Until recently, most bioplastics were fabricated from plant cellulose that doesn’t fully degrade once altered. Led by Javier Fernandez and Don Ingber, the Harvard group manipulated chitosan to produce a tough and transparent material that retained as much of the natural molecular structure of chitin as possible. By adding silk derivatives and wood flour, they avoided the potential for cracking or shrinking during the injection molding process.
“There is an urgent need in many industries for sustainable materials that can be mass produced. Our scalable manufacturing method shows that chitosan, which is readily available and inexpensive, can serve as a viable bioplastic that could potentially be used instead of conventional plastics for numerous industrial applications,” Ingber stated in a Harvard press release.

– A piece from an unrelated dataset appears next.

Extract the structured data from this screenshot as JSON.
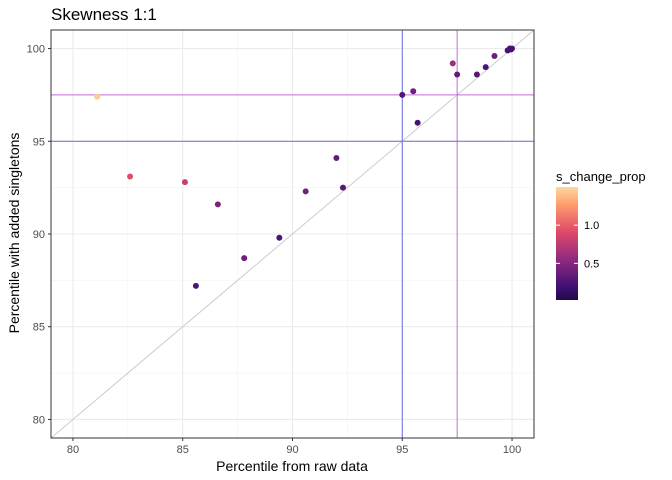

Shrilk can also be modified for use in water and dyed by altering the compound’s acidity. The dyes can be collected after the bioplastic has outlived its use and repurposed when the Skrilk is recycled. Current plastic nightmares such as trash bags, diapers, and clam shell packaging could all be replaced by the invention and help reduce the millions of tons of plastic trash that streams into landfills, waterways, and marine ecosystems each year. Now, take-out containers meant for temporary use need not haunt the environment for thousands of years after their role has been fulfilled, and all because of the humble shrimp.